Monday, May 20, 2013

Herbal Oils & How to Extract Them

This may sound more complicated than it really is. Some of you may be picturing a scene out of your highschool chemistry class with beakers and white lab coats, but it's not that scary, really. It is not a huge endeavor in the least, but there are important steps that you need to follow carefully to do it right.



The oils of herbs and flowers have been cherished for millenia for their condensed scent of the plants we love. Even today, oils of certain plants are very valuable, because it takes many plants to excrete the potent oils we want. For example, one drop of herb oil is equal to a handful of fresh DRIED hebs.

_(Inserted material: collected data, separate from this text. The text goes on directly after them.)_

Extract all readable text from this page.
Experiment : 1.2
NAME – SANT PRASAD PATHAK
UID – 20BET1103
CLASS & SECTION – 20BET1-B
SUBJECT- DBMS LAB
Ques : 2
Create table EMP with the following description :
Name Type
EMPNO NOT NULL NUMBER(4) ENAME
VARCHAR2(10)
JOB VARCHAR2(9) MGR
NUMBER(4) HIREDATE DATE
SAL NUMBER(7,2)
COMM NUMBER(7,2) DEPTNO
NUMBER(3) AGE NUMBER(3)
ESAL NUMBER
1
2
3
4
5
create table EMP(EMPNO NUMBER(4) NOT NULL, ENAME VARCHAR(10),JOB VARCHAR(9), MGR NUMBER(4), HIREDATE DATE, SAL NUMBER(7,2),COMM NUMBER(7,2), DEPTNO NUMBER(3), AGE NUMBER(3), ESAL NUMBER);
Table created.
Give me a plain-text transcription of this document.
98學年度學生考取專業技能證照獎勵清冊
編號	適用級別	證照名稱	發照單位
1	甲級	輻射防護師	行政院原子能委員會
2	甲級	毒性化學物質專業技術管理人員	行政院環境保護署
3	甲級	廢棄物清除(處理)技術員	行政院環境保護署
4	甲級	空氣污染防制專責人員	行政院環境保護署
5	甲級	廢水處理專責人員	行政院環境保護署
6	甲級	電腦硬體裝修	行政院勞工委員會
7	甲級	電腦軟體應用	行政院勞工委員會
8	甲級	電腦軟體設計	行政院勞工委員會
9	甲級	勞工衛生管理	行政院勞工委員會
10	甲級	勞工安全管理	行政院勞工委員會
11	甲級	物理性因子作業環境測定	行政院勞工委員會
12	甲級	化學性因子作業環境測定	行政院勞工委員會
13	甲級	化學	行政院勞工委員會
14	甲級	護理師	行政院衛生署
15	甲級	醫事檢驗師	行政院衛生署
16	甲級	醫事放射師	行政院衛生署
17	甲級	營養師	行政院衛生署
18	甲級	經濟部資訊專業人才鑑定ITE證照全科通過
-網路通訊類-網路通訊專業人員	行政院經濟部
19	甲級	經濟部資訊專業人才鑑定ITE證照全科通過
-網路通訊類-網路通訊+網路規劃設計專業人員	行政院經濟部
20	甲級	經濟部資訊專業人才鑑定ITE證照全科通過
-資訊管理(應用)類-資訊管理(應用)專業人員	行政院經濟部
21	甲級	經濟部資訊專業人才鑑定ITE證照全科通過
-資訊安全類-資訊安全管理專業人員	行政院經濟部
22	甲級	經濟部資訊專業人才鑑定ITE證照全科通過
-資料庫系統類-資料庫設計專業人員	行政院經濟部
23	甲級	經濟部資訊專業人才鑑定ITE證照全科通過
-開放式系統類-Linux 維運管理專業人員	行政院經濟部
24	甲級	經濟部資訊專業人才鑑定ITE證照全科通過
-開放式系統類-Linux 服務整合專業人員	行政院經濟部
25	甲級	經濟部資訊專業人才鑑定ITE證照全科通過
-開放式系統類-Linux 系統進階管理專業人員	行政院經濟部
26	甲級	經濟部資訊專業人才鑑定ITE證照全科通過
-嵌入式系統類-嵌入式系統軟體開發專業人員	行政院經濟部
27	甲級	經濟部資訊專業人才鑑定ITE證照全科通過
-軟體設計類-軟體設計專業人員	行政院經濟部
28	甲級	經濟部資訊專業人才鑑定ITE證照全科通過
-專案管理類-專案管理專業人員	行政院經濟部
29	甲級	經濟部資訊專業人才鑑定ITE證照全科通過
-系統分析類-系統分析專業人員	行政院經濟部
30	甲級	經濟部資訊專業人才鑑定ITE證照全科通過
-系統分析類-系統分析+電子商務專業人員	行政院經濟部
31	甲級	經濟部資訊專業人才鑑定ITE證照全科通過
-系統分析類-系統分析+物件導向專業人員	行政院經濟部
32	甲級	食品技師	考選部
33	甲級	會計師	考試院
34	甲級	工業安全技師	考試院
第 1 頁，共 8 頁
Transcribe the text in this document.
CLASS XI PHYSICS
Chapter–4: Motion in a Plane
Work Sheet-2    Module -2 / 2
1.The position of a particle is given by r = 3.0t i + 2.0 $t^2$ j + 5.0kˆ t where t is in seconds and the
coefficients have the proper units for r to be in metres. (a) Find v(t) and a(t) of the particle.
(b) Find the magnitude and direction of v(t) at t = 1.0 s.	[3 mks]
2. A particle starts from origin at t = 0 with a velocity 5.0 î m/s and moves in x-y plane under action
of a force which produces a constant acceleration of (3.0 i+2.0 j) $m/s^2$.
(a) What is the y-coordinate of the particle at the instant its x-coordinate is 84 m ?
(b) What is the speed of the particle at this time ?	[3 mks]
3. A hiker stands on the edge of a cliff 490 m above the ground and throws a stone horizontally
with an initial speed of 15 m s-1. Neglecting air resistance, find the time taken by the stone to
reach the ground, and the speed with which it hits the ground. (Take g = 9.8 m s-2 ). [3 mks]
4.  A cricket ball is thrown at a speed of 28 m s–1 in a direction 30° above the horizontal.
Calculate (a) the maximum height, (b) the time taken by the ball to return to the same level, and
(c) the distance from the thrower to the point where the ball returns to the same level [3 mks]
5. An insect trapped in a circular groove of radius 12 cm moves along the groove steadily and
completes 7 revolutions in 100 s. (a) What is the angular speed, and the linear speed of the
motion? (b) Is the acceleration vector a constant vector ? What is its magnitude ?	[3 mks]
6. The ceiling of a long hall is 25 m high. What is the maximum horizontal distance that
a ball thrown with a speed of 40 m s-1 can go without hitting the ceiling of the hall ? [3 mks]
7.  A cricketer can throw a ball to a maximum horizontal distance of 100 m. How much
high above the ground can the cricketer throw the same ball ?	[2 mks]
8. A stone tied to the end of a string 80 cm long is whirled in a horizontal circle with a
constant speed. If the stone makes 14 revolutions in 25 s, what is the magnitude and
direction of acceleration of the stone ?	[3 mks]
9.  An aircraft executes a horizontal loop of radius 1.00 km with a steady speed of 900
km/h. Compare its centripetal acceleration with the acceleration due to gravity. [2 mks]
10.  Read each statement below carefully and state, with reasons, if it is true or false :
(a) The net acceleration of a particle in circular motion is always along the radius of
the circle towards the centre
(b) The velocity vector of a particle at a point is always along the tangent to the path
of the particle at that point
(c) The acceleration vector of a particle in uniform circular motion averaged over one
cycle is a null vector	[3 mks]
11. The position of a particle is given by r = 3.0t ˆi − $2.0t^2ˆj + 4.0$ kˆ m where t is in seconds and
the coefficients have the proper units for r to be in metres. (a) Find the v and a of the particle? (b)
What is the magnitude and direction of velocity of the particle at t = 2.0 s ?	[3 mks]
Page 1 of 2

There are many different methods for extracting these oils, I have listed a few below.



The Extraction



Oil by Evaporation



Take your herbs or flowers and boil them in a tea kettle. Strain out the liquid, and boil again. The idea is that you are separating out the oil because it boils at a higher temperature than water. So after the water has evaporated off, the oil is left behind.



Sun Extracted Oil



Gather as much as you can of the herb or flower of your choosing. Press them into a crock until they are slightly bruised. Pour distilled water or rain water over them until they are fully covered. Set the crock outside in full sun in a place where it will be undisturbed. If rain comes, bring your crock inside. After about a week in the sunshine, an oily residue or scum will start to develop on the surface of the water in the crock. Take some pieces of cotton and absorb all of the oil that you see in the crock. Squeeze the liquid into a dark colored glass bottle. Do not put a lid on this bottle, first cover with a cheescloth to keep dirt and dust from getting in, but will allow it to breathe, and any water in the bottle to evaporate, leaving only the essential oils. After about 3 days you can seal the bottle.



Cooked-Out Oil



Take the crushed herbs of your choice and put them into a bag. Put this bag into a kettle of water and slowly simmer this for about 24 hours over a very low flame or a slow fire. Cool the mixture slowly. Skim off the oil that rises to the top of the water. Squeeze the bag to help get all the oils out. You can even use a mop wringer to help squeeze as much out as possible of the essential oils.



Oil Into Oil



Since so little oil comes out of your herbs, and if you only have a small quantity at your disposal, you can use this method of mixing your herb directly with an oil of your choosing. Grind to a pulp your herbs in a mortar and place it in a small bottle. For a 1 cup bottle, you only need 2 Tbl. pulped herb. Pour a high quality cooking oil over the herb until the bottle is almost full. To this, add 1 tsp. distilled vinegar. Cover your bottle tightly and place it in an area that gets full sunshine daily. Shake this twice a day for 3 weeks. Strain out the herbs and your herb oil is ready to use.



Herb Oils For Cooking



Take any of the above mentioned extraction methods for herbal oils and make it for quantities in pints or quarts for delicious herbal oils for salad dressings and cooking.